Coming of age, he decides to run a newspaper, sensationalizing
the news and considering himself to be the voice of the people.
He develops loyal colleagues in Jedediah Leland (Joseph Cotten)
and Bernstein (Everett Sloane). With ambitions beyond publishing,
he runs for New York Governor, and later promotes the singing
career of second wife Susan (Dorothy Comingore).

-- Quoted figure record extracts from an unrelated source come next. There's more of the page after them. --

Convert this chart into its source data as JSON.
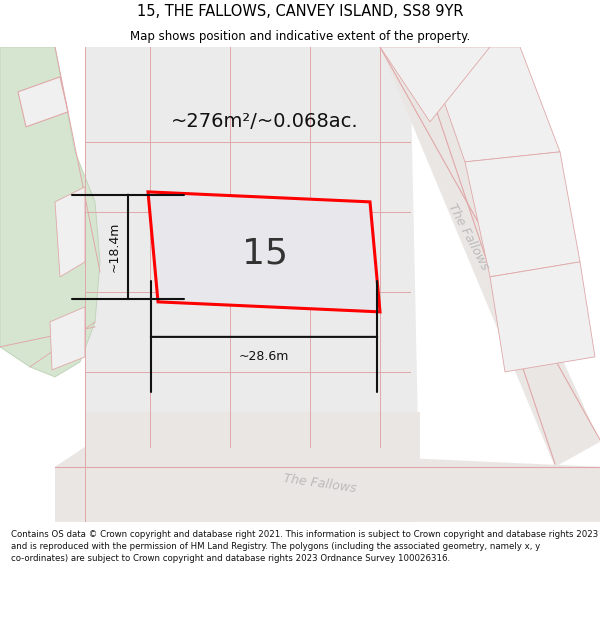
{
  "title_line1": "15, THE FALLOWS, CANVEY ISLAND, SS8 9YR",
  "title_line2": "Map shows position and indicative extent of the property.",
  "area_text": "~276m²/~0.068ac.",
  "plot_number": "15",
  "dim_width": "~28.6m",
  "dim_height": "~18.4m",
  "street_name_right": "The Fallows",
  "street_name_bottom": "The Fallows",
  "footer_text": "Contains OS data © Crown copyright and database right 2021. This information is subject to Crown copyright and database rights 2023 and is reproduced with the permission of HM Land Registry. The polygons (including the associated geometry, namely x, y co-ordinates) are subject to Crown copyright and database rights 2023 Ordnance Survey 100026316.",
  "bg_color": "#f0efee",
  "green_color": "#d5e5d0",
  "gray_plot_color": "#e8e8e8",
  "road_color": "#eae6e4",
  "highlight_fill": "#e8e8ec",
  "plot_border": "#ff0000",
  "dim_color": "#111111",
  "street_color": "#bbbbbb",
  "title_color": "#000000",
  "footer_color": "#111111"
}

He also
builds Xanadu, an extravagant palace that is never finished.
These various ambitions fail, and Kane dies a wealthy but
spiritually broken man.
"Citizen Kane" is a character study, about a man who
superficially has everything, but still isn't satisfied.
Charles Foster Kane has to prove something, but that
something always changes, and simply cannot be achieved.
This is demonstrated at length by Kane building a lavish
opera house for Susan to perform in, then sending her on
a cross-country tour, in the face of widespread ridicule of
her hopeless lack of talent.
The film is at its best when Kane is a young man, dynamic and
with the straightforward goal of "defending the working man".
A scene where he sings and dances with chorus girls is
marvelous chaos. Also outstanding is a series of breakfast
encounters between Kane and first wife Emily (Ruth Warrick)
that cover several years and show the fading of the marriage.
In comparison, later scenes drag ever so slightly, as Kane
is reduced to playing lord of Xanadu.
"Citizen Kane" plays little tricks with the audience.
Early in the film, there is a perfect send-up of the
newsreels. In the scene that Kane's parents discuss his
future, he can be seen through a window playing in the snow.
The chronology mixes past and present events, with dialogue
in the present giving away subsequent events that take place
in the past.
Welles was the leader of the Mercury players, and "Citizen
Kane" marked their transition from radio to cinema. Welles,
Cotten, and Moorehead would also appear together in
"Journey Into Fear" and "The Magnificent Ambersons" before
nervous studio executives put a halt to Welles' projects.